Curtis estimates he has lost “at least 25 to 30 friends from my previous life” to SUD. That doesn’t include acquaintances and friends of friends, in which case the number is “closer to 50,” he says. “It’s almost a weekly or monthly occurrence where you hear about someone overdosing. It’s just crazy how normalized it has become.”
“I have a lot of knowledge I want to pass on,” Curtis continues. “I want to help other people learn from my mistakes because it’s crazy how early kids are getting into drugs nowadays, especially opiates.”

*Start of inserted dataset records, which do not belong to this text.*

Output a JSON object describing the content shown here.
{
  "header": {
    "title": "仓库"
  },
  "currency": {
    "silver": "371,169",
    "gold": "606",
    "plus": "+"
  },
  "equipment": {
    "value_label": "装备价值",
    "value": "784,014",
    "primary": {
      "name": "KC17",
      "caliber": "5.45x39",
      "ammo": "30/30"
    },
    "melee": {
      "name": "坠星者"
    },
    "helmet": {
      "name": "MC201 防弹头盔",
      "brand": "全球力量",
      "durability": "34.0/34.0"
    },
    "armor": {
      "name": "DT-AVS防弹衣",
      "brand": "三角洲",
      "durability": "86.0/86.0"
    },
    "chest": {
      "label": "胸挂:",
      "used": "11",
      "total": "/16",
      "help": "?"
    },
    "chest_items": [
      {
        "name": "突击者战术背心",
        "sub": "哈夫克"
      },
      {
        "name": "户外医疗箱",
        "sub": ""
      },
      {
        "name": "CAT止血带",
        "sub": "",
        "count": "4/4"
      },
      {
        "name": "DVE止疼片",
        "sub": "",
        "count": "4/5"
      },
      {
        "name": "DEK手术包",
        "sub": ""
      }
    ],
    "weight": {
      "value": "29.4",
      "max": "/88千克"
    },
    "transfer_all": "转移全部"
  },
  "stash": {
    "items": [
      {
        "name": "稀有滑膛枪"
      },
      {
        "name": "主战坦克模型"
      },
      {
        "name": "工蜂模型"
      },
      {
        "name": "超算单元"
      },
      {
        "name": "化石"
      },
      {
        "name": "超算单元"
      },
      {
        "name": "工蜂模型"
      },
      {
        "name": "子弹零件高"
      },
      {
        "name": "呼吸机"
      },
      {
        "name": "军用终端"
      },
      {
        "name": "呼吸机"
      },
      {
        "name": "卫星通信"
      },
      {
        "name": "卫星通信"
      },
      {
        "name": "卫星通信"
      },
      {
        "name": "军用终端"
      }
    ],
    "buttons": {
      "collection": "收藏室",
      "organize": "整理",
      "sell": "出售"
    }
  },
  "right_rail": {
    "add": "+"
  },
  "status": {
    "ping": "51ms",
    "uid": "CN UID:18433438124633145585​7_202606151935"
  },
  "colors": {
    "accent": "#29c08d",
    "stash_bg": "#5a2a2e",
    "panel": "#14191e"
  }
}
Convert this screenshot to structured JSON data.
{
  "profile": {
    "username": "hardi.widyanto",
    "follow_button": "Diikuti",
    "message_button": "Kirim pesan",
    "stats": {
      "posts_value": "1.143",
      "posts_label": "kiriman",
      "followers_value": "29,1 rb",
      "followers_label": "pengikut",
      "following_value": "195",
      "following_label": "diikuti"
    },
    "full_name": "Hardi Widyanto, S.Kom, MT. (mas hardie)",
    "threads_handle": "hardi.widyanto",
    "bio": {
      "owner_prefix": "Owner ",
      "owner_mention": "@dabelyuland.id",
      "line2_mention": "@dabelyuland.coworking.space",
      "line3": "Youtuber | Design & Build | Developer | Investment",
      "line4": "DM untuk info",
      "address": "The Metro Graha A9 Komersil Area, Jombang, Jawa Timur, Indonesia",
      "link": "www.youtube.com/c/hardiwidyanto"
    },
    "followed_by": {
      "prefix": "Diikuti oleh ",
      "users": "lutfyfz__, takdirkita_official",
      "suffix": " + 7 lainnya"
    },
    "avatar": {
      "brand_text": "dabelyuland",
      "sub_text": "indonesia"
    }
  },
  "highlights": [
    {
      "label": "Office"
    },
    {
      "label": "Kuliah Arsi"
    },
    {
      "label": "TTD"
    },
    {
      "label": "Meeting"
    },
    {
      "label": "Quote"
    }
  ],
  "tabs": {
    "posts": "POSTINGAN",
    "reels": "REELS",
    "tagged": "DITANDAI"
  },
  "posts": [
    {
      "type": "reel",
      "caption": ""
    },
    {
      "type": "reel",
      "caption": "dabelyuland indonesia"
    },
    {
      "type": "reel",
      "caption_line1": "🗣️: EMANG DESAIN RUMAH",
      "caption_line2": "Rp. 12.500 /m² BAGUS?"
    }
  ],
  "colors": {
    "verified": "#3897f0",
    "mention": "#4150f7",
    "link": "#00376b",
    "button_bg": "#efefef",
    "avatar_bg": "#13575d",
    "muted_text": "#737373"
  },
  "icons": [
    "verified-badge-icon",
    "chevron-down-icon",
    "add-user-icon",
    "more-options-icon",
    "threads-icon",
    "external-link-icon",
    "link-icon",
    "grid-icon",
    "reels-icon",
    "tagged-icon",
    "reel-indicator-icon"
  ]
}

Curtis’ knowledge of the opioid crisis, especially the current fentanyl epidemic, demonstrates how he has taken time to study and understand the world of SUD. Concerning the hidden presence of fentanyl in many different types of street drugs, he explains where, within the supply chain, this takes place and why it is so deadly. “A lot of mid-level and low-level dealers may not know what’s in the drugs,” he begins. “They may not have malicious intent; they are just trying to get money to support their families. Although it’s a negative way to get money, it’s the lifestyle that many people become addicted to. Just like some people are addicted to the drugs the [dealers] become addicted to the money,” he explains.
Tomorrow Awaits
Curtis is focused on the big picture, however, fully committed to completing his parole without incident. Eventually, he plans to harness his entrepreneurial drive to start his own business and has also set his sights on playing a more significant and steadier role in the lives of his children. Currently, his circumstances allow only minimal interaction, but by mid-November he will be out of the halfway house and, as he hopes and prays, back into his children’s lives.
As he anticipates moving back to the Cape, Curtis is mindful of avoiding his previous patterns and relationships which landed him in trouble in the first place. Instead, he looks forward to his new role in the community, “Mainly, I want to be a role model for my kids instead of someone they are embarrassed by,” he says. “I want [them] to see me as the good person I am with the big heart I have. I have to change [their] view of me and everyone else that I miss,” he says.
Nathan's mother echoes that sentiment, saying, “I can’t wait to see what Charles is going to do with his life this time around. He has a huge heart and watching him gives me hope. I have a vision of Nathan walking with him through this next chapter, inspiring him to be strong.”